The U.S. Tax Court handed down a mixed opinion Thursday in a long-running battle between Medtronic and the Internal Revenue Service (IRS) over whether the company paid enough taxes in 2005 and 2006.

The IRS argues Medtronic owes nearly $1.4 billion for underpaying its taxes in those years by miscalculating the allocation of profits between the company's U.S. unit and its subsidiary in Puerto Rico.

Tax Court Judge Kathleen Kerrigan's decision Thursday would require Medtronic pay more than it did previously, but not as much as the IRS sought.

At the heart of the matter is an accounting practice known as "transfer pricing," which reflects what one division charges another division within the same company for goods, services and intangibles such as intellectual property.

Multinational corporations use cross-border transfer pricing as a strategy to reduce tax bills by transferring profits to lower-tax places — in this case, Puerto Rico.

According to court documents, Medtronic and the IRS were using different methods to determine the allocation of its profits. Medtronic said the royalty rate its Puerto Rico business owes the U.S. unit should be 21.8% while the IRS argued it should be 66.7%.

Kerrigan determined the royalty rate should be 48.8%, roughly splitting the difference. Her formula would increase the amount of profits credited to Medtronic US, increasing the company's tax bill.

The judge didn't calculate what Medtronic's tax bill would be under the determined rate.

Medtronic has a right to appeal the case, which has already undergone multiple appeals over the past 11 years. The company declined to say whether it planned to do so.

"We are evaluating the decision," Erika Winkels, a Medtronic spokeswoman, said late Thursday.

A representative of the IRS said that the agency does not comment on litigation.

"While [it] wasn't a complete win for the IRS, it still results in a large tax bill for Medtronic," said Alex Martin, a principal and lead on transfer pricing for KBKG, a national specialty tax firm.

"The IRS is winning more of these cases nowadays."

The case started in December 2010 when the IRS issued a "notice of deficiency" to Medtronic, stating the company owed a combined $957.6 million for tax years 2005 and 2006. In 2014, the agency revised that estimate to $1.36 billion.

Medtronic prevailed in a 2016 hearing on the case.

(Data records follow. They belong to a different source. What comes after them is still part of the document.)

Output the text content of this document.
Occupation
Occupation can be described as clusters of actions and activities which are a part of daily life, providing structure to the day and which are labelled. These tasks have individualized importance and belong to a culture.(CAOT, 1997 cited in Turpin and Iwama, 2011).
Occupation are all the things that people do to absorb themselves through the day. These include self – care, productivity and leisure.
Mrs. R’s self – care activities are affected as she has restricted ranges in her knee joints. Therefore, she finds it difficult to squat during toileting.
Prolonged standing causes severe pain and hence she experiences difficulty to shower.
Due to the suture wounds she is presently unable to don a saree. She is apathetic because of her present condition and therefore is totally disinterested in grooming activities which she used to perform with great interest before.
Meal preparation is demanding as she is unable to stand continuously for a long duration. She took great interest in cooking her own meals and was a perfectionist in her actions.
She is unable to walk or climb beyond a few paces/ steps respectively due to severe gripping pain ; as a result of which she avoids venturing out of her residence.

But the U.S. Court of Appeals for the Eight Circuit reversed that decision in 2018, sending it back to the Tax Court.

Jon Choi, a professor of tax law at the University of Minnesota, said a lack of clarity in the tax code itself is a complicating factor in transfer price disputes.

"These are difficult questions. ... The law itself is not decisive about the correct method for valuation," said Choi.